WASHINGTON — The U.S. Department of Veterans Affairs (VA) recently updated its policies surrounding the use of religious elements in publicly viewable displays in VA facilities nationwide in order to ensure that religious freedom is protected.
“We want to make sure that all of our veterans and their families feel welcome at VA, no matter their religious beliefs. Protecting religious liberty is a key part of how we accomplish that goal,” VA Secretary Robert Wilkie said in a statement.
“These important changes will bring simplicity and clarity to our policies governing religious and spiritual symbols,” he explained, “helping ensure we are consistently complying with the First Amendment to the U.S.Constitution at thousands of facilities across the department.”
The policy outlines that religious imagery may be included in “passive displays” — defined as a wall, table, or monument — as long as the usage simply reflects the role of faith in the lives of the people and does not “elevate” one religion over another.
“Religious symbols may be included in a passive display, including a holiday display, in public areas of VA facilities , if the
display is of the type that follows in the longstanding tradition of monuments, symbols, and practices that simply recognize the important role that religion plays in the lives of many Americans,” it states.
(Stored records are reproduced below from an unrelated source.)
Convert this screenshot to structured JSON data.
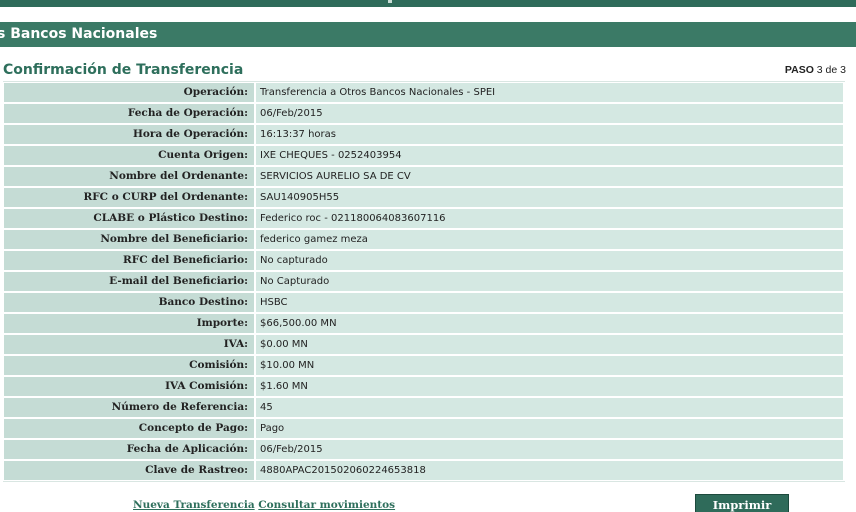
{
  "section": {
    "title": "Otros Bancos Nacionales",
    "visible_text": "s Bancos Nacionales"
  },
  "page": {
    "title": "Confirmación de Transferencia",
    "step_label": "PASO",
    "step_value": "3 de 3"
  },
  "details": [
    {
      "label": "Operación:",
      "value": "Transferencia a Otros Bancos Nacionales - SPEI"
    },
    {
      "label": "Fecha de Operación:",
      "value": "06/Feb/2015"
    },
    {
      "label": "Hora de Operación:",
      "value": "16:13:37 horas"
    },
    {
      "label": "Cuenta Origen:",
      "value": "IXE CHEQUES - 0252403954"
    },
    {
      "label": "Nombre del Ordenante:",
      "value": "SERVICIOS AURELIO SA DE CV"
    },
    {
      "label": "RFC o CURP del Ordenante:",
      "value": "SAU140905H55"
    },
    {
      "label": "CLABE o Plástico Destino:",
      "value": "Federico roc - 021180064083607116"
    },
    {
      "label": "Nombre del Beneficiario:",
      "value": "federico gamez meza"
    },
    {
      "label": "RFC del Beneficiario:",
      "value": "No capturado"
    },
    {
      "label": "E-mail del Beneficiario:",
      "value": "No Capturado"
    },
    {
      "label": "Banco Destino:",
      "value": "HSBC"
    },
    {
      "label": "Importe:",
      "value": "$66,500.00 MN"
    },
    {
      "label": "IVA:",
      "value": "$0.00 MN"
    },
    {
      "label": "Comisión:",
      "value": "$10.00 MN"
    },
    {
      "label": "IVA Comisión:",
      "value": "$1.60 MN"
    },
    {
      "label": "Número de Referencia:",
      "value": "45"
    },
    {
      "label": "Concepto de Pago:",
      "value": "Pago"
    },
    {
      "label": "Fecha de Aplicación:",
      "value": "06/Feb/2015"
    },
    {
      "label": "Clave de Rastreo:",
      "value": "4880APAC201502060224653818"
    }
  ],
  "actions": {
    "new_transfer": "Nueva Transferencia",
    "view_movements": "Consultar movimientos",
    "print": "Imprimir"
  },
  "colors": {
    "header_bar": "#3b7a66",
    "title_text": "#2e6f5c",
    "label_cell": "#c5dcd5",
    "value_cell": "#d4e8e2",
    "button": "#2f6b5a"
  }
}
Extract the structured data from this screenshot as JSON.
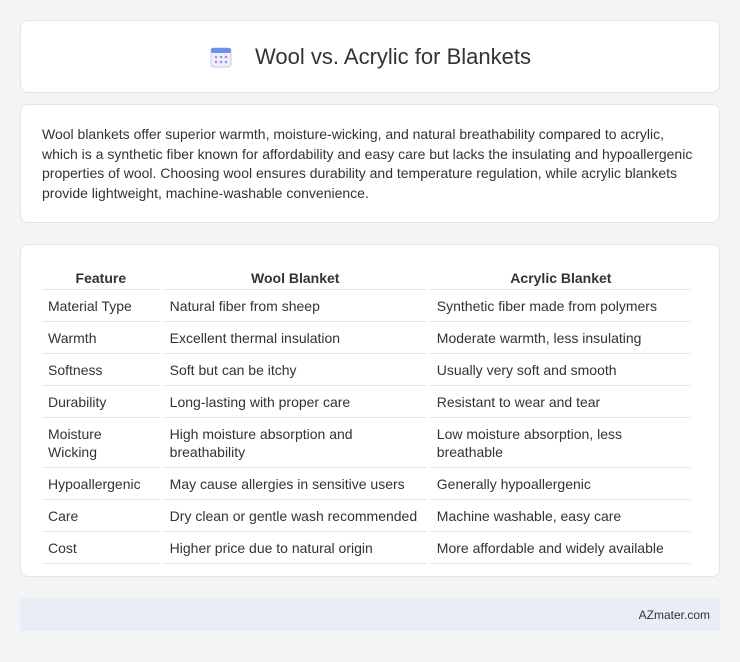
{
  "header": {
    "title": "Wool vs. Acrylic for Blankets",
    "icon": "calendar-icon"
  },
  "intro": {
    "text": "Wool blankets offer superior warmth, moisture-wicking, and natural breathability compared to acrylic, which is a synthetic fiber known for affordability and easy care but lacks the insulating and hypoallergenic properties of wool. Choosing wool ensures durability and temperature regulation, while acrylic blankets provide lightweight, machine-washable convenience."
  },
  "table": {
    "headers": [
      "Feature",
      "Wool Blanket",
      "Acrylic Blanket"
    ],
    "rows": [
      [
        "Material Type",
        "Natural fiber from sheep",
        "Synthetic fiber made from polymers"
      ],
      [
        "Warmth",
        "Excellent thermal insulation",
        "Moderate warmth, less insulating"
      ],
      [
        "Softness",
        "Soft but can be itchy",
        "Usually very soft and smooth"
      ],
      [
        "Durability",
        "Long-lasting with proper care",
        "Resistant to wear and tear"
      ],
      [
        "Moisture Wicking",
        "High moisture absorption and breathability",
        "Low moisture absorption, less breathable"
      ],
      [
        "Hypoallergenic",
        "May cause allergies in sensitive users",
        "Generally hypoallergenic"
      ],
      [
        "Care",
        "Dry clean or gentle wash recommended",
        "Machine washable, easy care"
      ],
      [
        "Cost",
        "Higher price due to natural origin",
        "More affordable and widely available"
      ]
    ]
  },
  "footer": {
    "text": "AZmater.com"
  }
}
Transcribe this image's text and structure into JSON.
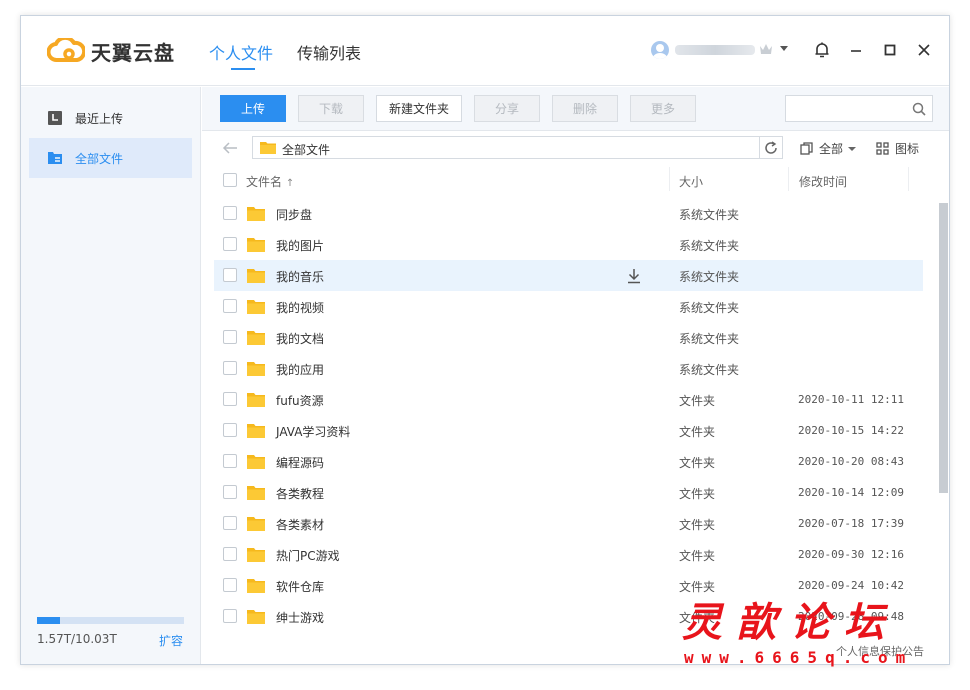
{
  "header": {
    "app_name": "天翼云盘",
    "tabs": [
      {
        "label": "个人文件",
        "active": true
      },
      {
        "label": "传输列表",
        "active": false
      }
    ],
    "accent_color": "#2b8ef0"
  },
  "sidebar": {
    "items": [
      {
        "label": "最近上传",
        "icon": "recent-upload-icon",
        "active": false
      },
      {
        "label": "全部文件",
        "icon": "all-files-icon",
        "active": true
      }
    ],
    "storage": {
      "text": "1.57T/10.03T",
      "used_fraction": 0.157,
      "expand_label": "扩容"
    }
  },
  "toolbar": {
    "upload": "上传",
    "download": "下载",
    "new_folder": "新建文件夹",
    "share": "分享",
    "delete": "删除",
    "more": "更多",
    "search_placeholder": ""
  },
  "pathbar": {
    "path": "全部文件",
    "filter_label": "全部",
    "view_label": "图标"
  },
  "table": {
    "columns": {
      "name": "文件名",
      "sort_indicator": "↑",
      "size": "大小",
      "modified": "修改时间"
    },
    "rows": [
      {
        "name": "同步盘",
        "size": "系统文件夹",
        "time": ""
      },
      {
        "name": "我的图片",
        "size": "系统文件夹",
        "time": ""
      },
      {
        "name": "我的音乐",
        "size": "系统文件夹",
        "time": "",
        "hover": true
      },
      {
        "name": "我的视频",
        "size": "系统文件夹",
        "time": ""
      },
      {
        "name": "我的文档",
        "size": "系统文件夹",
        "time": ""
      },
      {
        "name": "我的应用",
        "size": "系统文件夹",
        "time": ""
      },
      {
        "name": "fufu资源",
        "size": "文件夹",
        "time": "2020-10-11 12:11"
      },
      {
        "name": "JAVA学习资料",
        "size": "文件夹",
        "time": "2020-10-15 14:22"
      },
      {
        "name": "编程源码",
        "size": "文件夹",
        "time": "2020-10-20 08:43"
      },
      {
        "name": "各类教程",
        "size": "文件夹",
        "time": "2020-10-14 12:09"
      },
      {
        "name": "各类素材",
        "size": "文件夹",
        "time": "2020-07-18 17:39"
      },
      {
        "name": "热门PC游戏",
        "size": "文件夹",
        "time": "2020-09-30 12:16"
      },
      {
        "name": "软件仓库",
        "size": "文件夹",
        "time": "2020-09-24 10:42"
      },
      {
        "name": "绅士游戏",
        "size": "文件夹",
        "time": "2020-09-28 09:48"
      }
    ]
  },
  "footer": {
    "privacy": "个人信息保护公告"
  },
  "watermark": {
    "title": "灵歆论坛",
    "url": "www.6665q.com"
  }
}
“Such displays should respect and tolerate differing views and should not elevate one belief system over others,” the directives advise. “This policy does not govern displays in VA chapels during and in-between religious services. It also does not apply to displays in employees’ workspaces that are not generally accessible to the public.”
The policies mean that religious symbols or texts that are part of a display in VA lobbies or entrances, or on information desks, are permissible as long as they fall within the guidelines.
The VA says that the updated rules will also ensure that those who request literature while visiting chapels at VA medical centers will have unhindered access.
While not mentioned specifically in its press release, the directives would enshrine the right for Bibles to be included in POW/MIA “Missing Man” tables. As previously reported, the Bible was recently removed from a Missing Man table at the Manchester Veterans Medical Center in New Hampshire following a group complaint, but was later returned after a religious liberties organization sent a letter stating that the Bible’s inclusion was not unconstitutional.
First Liberty Institute, which submitted the letter, cheered the VA’s clarified policy, calling it a “breath of fresh air.”
“The Supreme Court recently upheld the constitutionality of religious displays with historic roots such as those commonly found in VA facilities,” said Director of Military Affairs Mike Berry in a statement. “We commend the VA for taking this necessary and positive action.”
However, groups like the Freedom From Religion Foundation (FFRF) opposed the move, remarking in a letter to Secretary Robert Wilkie, “Were the VA truly concerned about protecting the religious freedom of veterans, it could simply do what the Constitution prescribes and keep its facilities free from government-endorsed religion.”
In John 17:3, Jesus said in lifting his eyes to Heaven, “And this is life eternal, that they might know Thee, the only true God, and Jesus Christ, whom Thou hast sent.”